Prescrição da pretensão punitiva com base na pena concretizada não implementada, visto que não decorrido o prazo de 3 anos entre os marcos interruptivos.
Cabível a aplicação do princípio da consunção nas hipóteses em que a conduta de destruir ou danificar floresta considerada de preservação permanente consistir em meio necessário à construção em solo não edificável ou no seu entorno, tipificada no art. 64 da Lei 9.605/98, delito que absorve, ainda, aquele previsto no art. 48 da Lei 9.605/98, que configura pós-fato impunível.
Tratando-se de área com anterior ocupação humana, contando com construções mais antigas e fornecimento de serviços públicos básicos, viável o reconhecimento de que o agente não agiu com consciência e vontade de praticar o delito tipificado no art. 64 da Lei 9.605/98.
Tendo em conta a solução conferida ao feito, não se reconhece eventual nulidade em função da ausência de oportunização do contraditório quando da apreciação dos embargos declaratórios opostos pela acusação na primeira instância.
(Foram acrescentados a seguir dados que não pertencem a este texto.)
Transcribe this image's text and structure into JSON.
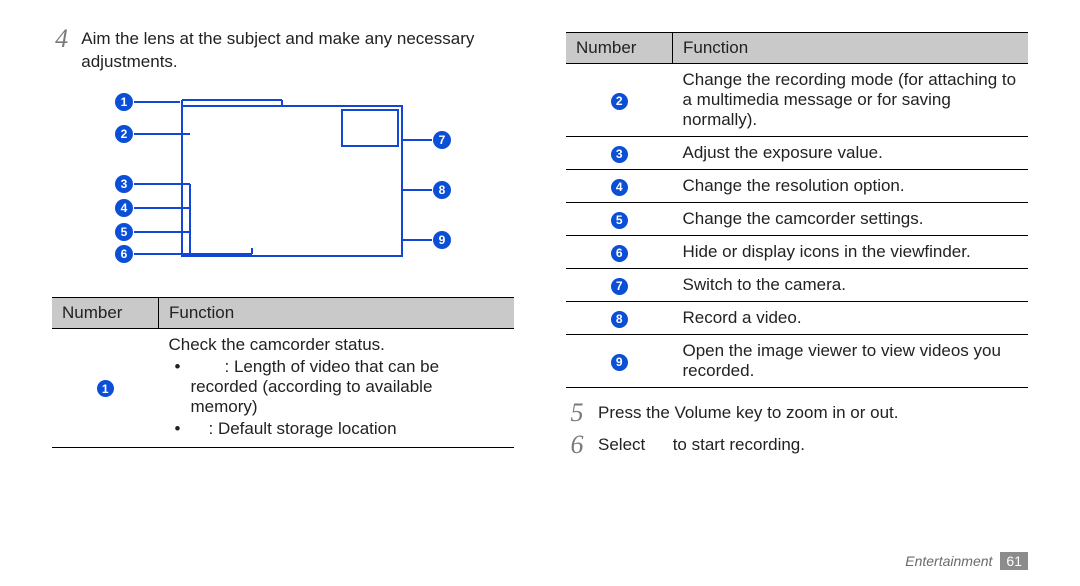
{
  "left": {
    "step4_num": "4",
    "step4_text": "Aim the lens at the subject and make any necessary adjustments.",
    "diagram_callouts_left": [
      "1",
      "2",
      "3",
      "4",
      "5",
      "6"
    ],
    "diagram_callouts_right": [
      "7",
      "8",
      "9"
    ],
    "table_head_num": "Number",
    "table_head_func": "Function",
    "row1_num": "1",
    "row1_line1": "Check the camcorder status.",
    "row1_bullet1_lead": "",
    "row1_bullet1_rest": ": Length of video that can be recorded (according to available memory)",
    "row1_bullet2_lead": "",
    "row1_bullet2_rest": ": Default storage location"
  },
  "right": {
    "table_head_num": "Number",
    "table_head_func": "Function",
    "rows": [
      {
        "n": "2",
        "f": "Change the recording mode (for attaching to a multimedia message or for saving normally)."
      },
      {
        "n": "3",
        "f": "Adjust the exposure value."
      },
      {
        "n": "4",
        "f": "Change the resolution option."
      },
      {
        "n": "5",
        "f": "Change the camcorder settings."
      },
      {
        "n": "6",
        "f": "Hide or display icons in the viewfinder."
      },
      {
        "n": "7",
        "f": "Switch to the camera."
      },
      {
        "n": "8",
        "f": "Record a video."
      },
      {
        "n": "9",
        "f": "Open the image viewer to view videos you recorded."
      }
    ],
    "step5_num": "5",
    "step5_text": "Press the Volume key to zoom in or out.",
    "step6_num": "6",
    "step6_text_a": "Select ",
    "step6_text_b": " to start recording."
  },
  "footer": {
    "section": "Entertainment",
    "page": "61"
  }
}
Aplicação do art. 282, §2º, do novo Código de Processo Civil e do art. 563 do Código de Processo Penal.
Concessão de ordem de habeas corpus, de ofício, para reconhecer a absorção do delito tipificado no art. 48 pelo crime previsto no art. 64 da Lei 9.605/98. Apelação do MPF desprovida. Apelação defensiva provida. Absolvição com base no art. 386, III, do CPP[4].